KalinNonchev/gnomAD_DB

Limited fields in the gnomAD SQLite database

brettChapman opened this issue · 5 comments

Hi

I've started querying all the fields in gnomAD_DB using your preprocssed gnomAD SQLite v3.1.2. There appears to be only 22 columns in the resulting pandas dataframe, yet there are many more fields in the gnomAD VCF files. For example There is no 'AN_non_topmed_asj_XY' field, yet its in the VCF. Is there a reason why so many were left out?

Thanks.

If I wanted to include more, would I just need to generate my own SQLite DB from the raw VCF and modify the code, say in the YML file here? https://github.com/KalinNonchev/gnomAD_DB/blob/master/gnomad_db/pkgdata/gnomad_columns.yaml

If I were to update the YAML file with more fields, would the SQLite DB need creating again or would it work with the SQLite database you preprocessed earlier?

Hello @brettChapman,

re: Is there a reason why so many were left out?

Since I can upload up to 50 GB on zenodo, I had to preselect the most common annotations.

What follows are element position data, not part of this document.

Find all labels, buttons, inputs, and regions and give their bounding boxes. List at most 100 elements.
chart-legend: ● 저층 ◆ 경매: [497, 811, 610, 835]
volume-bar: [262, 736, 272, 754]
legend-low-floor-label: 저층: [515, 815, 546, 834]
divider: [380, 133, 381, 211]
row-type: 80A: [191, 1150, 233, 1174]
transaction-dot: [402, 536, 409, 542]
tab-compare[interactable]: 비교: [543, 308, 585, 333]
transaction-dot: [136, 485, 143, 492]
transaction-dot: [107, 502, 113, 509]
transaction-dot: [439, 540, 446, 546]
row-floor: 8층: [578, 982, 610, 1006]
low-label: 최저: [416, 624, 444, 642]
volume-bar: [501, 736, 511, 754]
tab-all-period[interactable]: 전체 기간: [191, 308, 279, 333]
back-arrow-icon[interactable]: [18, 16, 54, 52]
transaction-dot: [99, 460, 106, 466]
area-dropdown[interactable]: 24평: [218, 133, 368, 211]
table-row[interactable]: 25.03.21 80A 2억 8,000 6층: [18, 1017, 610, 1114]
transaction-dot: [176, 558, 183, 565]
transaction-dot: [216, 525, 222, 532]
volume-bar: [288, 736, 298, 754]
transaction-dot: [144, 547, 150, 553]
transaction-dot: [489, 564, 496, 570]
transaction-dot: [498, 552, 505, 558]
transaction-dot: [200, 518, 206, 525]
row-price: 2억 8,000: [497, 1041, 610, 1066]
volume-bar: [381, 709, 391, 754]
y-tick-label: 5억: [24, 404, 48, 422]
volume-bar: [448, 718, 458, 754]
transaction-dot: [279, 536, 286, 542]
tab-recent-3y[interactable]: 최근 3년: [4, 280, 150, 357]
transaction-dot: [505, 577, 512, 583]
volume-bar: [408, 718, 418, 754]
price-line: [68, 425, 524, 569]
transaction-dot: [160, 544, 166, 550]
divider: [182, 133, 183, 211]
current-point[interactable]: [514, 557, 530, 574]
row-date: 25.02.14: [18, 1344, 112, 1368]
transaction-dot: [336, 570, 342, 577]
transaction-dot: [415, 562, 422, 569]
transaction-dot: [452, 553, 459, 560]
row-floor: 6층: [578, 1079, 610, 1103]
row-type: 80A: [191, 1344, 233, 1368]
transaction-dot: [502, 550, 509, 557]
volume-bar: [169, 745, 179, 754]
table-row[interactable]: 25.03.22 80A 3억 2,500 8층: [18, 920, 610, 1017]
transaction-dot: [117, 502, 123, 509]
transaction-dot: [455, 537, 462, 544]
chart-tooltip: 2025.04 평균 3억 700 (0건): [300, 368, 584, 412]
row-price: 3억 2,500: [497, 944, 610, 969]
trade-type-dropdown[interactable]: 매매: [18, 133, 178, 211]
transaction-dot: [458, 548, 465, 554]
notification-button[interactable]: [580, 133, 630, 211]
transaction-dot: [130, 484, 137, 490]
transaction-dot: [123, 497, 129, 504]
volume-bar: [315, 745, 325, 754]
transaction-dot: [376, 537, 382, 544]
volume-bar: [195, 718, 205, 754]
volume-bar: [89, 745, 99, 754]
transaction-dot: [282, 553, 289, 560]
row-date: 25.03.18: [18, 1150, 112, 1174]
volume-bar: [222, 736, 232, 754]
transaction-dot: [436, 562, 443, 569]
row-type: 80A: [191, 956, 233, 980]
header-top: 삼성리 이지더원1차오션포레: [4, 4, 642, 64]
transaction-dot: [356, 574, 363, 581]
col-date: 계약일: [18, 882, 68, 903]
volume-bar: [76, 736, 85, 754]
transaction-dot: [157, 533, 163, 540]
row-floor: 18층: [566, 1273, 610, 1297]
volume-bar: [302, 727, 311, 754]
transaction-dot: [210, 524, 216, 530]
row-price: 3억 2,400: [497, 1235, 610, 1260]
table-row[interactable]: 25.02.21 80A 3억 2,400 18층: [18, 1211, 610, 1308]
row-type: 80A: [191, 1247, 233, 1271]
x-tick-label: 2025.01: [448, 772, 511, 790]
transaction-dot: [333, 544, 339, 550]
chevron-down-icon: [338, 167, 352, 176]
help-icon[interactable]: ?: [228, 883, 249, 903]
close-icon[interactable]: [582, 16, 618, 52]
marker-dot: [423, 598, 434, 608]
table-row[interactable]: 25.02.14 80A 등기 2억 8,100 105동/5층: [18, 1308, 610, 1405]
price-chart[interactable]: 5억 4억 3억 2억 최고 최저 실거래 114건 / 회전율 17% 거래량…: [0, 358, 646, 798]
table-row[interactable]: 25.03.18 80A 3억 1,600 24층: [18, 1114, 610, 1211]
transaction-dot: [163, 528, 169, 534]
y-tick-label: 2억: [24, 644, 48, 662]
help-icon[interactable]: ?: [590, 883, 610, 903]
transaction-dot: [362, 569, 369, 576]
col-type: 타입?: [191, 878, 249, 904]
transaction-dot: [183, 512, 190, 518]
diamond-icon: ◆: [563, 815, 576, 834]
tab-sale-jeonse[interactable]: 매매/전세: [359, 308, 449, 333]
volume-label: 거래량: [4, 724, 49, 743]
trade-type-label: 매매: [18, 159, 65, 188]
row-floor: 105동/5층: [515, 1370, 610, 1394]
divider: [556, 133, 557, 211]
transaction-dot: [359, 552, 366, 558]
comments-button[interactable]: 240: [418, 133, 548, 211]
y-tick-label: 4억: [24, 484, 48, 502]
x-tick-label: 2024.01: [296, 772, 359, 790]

re: If I wanted to include more, would I just need to generate my own SQLite DB from the raw VCF and modify the code, say in the YML file here?

Yes, you should just modify the yaml file and include the columns you are interested in.

re: If I were to update the YAML file with more fields, would the SQLite DB need to be created again or would it work with the SQLite database you preprocessed earlier?

You would have to start from the beginning since you are going to update the database with new attributes.

Please let me know if you have further questions or comments.
Best,

Please don't hesitate to reopen this GitHub issue if you have any more questions or need further assistance.